É certo que, hoje, a melodia do Bolero, de Maurice Ravel, está entre as mais conhecidas da música erudita no mundo todo. Embora seja a única peça do compositor conhecida de muitos, sua obra é uma das mais belas e complexas da primeira metade do século XX.
Maurice Ravel é, junto a Claude Debussy, um dos maiores representantes do impressionismo musical na França. Dispunha de material folclórico de quase todo o mundo. Sua música conciliava as memórias da mãe de uma sociedade baseada em velhas tradições e valores com os sonhos de modernidade de seu pai.

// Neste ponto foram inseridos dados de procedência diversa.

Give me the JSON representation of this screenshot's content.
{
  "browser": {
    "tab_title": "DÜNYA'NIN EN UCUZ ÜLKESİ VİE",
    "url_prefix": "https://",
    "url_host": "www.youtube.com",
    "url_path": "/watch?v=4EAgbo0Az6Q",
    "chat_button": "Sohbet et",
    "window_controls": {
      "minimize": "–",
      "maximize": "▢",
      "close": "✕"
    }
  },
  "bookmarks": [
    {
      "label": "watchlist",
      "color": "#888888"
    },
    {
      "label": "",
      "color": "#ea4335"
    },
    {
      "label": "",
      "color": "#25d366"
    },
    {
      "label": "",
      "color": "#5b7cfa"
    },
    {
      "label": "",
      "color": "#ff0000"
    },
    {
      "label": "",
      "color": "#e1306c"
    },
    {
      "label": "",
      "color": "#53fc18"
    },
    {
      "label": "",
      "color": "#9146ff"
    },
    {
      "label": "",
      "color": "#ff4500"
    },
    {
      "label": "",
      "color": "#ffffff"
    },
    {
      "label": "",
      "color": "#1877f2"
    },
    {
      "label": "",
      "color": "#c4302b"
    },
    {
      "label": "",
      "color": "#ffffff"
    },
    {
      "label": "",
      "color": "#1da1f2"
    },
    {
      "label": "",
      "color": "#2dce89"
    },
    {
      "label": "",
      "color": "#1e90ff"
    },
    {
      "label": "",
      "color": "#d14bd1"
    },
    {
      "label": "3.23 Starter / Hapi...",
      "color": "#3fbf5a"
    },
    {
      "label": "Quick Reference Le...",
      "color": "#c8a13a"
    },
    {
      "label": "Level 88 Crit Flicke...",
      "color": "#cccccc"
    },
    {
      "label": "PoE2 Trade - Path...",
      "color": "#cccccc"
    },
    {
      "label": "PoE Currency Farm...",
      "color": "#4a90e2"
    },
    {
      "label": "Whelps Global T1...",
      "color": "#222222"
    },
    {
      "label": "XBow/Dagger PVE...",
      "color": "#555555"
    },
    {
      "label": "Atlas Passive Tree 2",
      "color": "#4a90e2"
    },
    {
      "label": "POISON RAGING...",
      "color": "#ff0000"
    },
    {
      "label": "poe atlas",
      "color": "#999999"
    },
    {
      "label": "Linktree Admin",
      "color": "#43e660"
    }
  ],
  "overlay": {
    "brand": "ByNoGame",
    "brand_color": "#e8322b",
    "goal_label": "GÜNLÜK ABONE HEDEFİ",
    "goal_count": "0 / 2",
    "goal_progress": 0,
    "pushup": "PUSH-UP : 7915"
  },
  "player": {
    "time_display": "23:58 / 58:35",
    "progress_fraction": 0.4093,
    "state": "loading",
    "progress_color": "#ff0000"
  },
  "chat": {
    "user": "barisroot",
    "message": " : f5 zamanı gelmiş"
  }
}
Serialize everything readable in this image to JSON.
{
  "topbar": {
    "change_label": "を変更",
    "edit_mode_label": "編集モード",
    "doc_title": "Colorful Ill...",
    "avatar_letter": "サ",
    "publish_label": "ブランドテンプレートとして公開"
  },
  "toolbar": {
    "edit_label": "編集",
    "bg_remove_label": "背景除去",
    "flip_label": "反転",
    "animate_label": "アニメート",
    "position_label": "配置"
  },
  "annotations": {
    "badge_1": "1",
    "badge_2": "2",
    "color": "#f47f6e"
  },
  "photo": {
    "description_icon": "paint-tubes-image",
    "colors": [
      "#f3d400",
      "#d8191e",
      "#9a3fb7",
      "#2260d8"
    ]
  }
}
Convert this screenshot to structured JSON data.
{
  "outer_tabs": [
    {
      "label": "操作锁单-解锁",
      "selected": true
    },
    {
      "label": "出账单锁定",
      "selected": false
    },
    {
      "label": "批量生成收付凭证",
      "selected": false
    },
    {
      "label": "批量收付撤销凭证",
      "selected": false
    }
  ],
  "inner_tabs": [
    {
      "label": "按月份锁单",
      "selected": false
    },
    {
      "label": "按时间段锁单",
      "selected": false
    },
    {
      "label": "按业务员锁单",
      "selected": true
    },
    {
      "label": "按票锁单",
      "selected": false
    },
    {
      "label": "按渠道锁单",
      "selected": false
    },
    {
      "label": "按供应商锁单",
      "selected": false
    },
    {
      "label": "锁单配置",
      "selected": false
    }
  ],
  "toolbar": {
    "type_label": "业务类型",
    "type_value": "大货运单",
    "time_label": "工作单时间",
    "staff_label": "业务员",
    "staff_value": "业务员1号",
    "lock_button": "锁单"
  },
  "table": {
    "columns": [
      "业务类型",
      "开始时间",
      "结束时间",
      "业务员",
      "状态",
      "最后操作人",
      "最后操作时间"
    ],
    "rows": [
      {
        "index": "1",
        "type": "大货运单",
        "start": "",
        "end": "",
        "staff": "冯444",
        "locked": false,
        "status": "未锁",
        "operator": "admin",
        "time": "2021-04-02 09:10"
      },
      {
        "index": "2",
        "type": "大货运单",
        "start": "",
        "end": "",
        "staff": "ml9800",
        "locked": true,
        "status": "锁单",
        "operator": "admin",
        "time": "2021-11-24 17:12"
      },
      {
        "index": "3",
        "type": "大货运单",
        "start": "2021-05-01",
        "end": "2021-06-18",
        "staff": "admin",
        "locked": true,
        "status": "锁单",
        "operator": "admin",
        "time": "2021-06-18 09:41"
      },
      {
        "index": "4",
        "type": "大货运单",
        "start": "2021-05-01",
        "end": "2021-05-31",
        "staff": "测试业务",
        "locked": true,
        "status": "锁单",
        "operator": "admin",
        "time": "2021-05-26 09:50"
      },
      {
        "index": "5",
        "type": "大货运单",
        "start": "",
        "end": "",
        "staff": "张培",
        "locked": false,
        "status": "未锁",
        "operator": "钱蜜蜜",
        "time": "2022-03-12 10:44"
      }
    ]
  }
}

Tem meio pé na segunda metade do século XIX e, não há dúvidas, foi um dos mais competentes e influentes compositores do século XX, tendo sua obra conquistado, inclusive, a admiração do marrento e egocêntrico russo Igor Stravinsky (que chegou a dizer: "Ravel é o relojoeiro suíço da orquestração").
Ravel escreveu dois concertos para piano, na mesma época. Um deles é o Concerto para a Mão Esquerda, escrito entre 1929 e 1930. Escrito para o pianista austríaco Paul Wittgenstein, que havia perdido o braço direito na I Guerra Mundial, tem sua forma semelhante à dos concertos de Liszt: um único movimento, dividido em seções menores, interligadas. Esse concerto foi escrito enquanto o compositor preparava outro concerto para piano: o Concerto em Sol, estreado em 1932, pela pianista Marguerite Long (aquela mesma, do tão usado método de estudos para piano). Ravel não interrompeu a composição de nenhum deles por causa do outro. Ambos foram escritos após uma bem-sucedida turnê de Maurice pelos Estados Unidos. Lá, se impressionou pela harmonia e linguagem do jazz, diferente de tudo o que até então havia sido escrito na Europa. E com essa admiração pelo jazz escreveu seus dois concertos para piano, nos quais se pode notar muito de sua influência. "A mais cativante parte do jazz é seu rico e divertido ritmo...O jazz é uma riquíssima fonte de inspiração para compositores modernos, e estou assustado pelo fato de tão poucos compositores americanos serem por ele influenciados", declarou o próprio Ravel.
E é o Concerto em Sol que trago aqui, agora. Ao contrário do Concerto para a Mão Esquerda, este segue a estrutura tradicional, com três movimentos. A interpretação, aqui, é da bruxa Martha Argerich, tendo o ex-marido Charles Dutoit à frente da Orchestre National de France, em apresentação gravada em 1990.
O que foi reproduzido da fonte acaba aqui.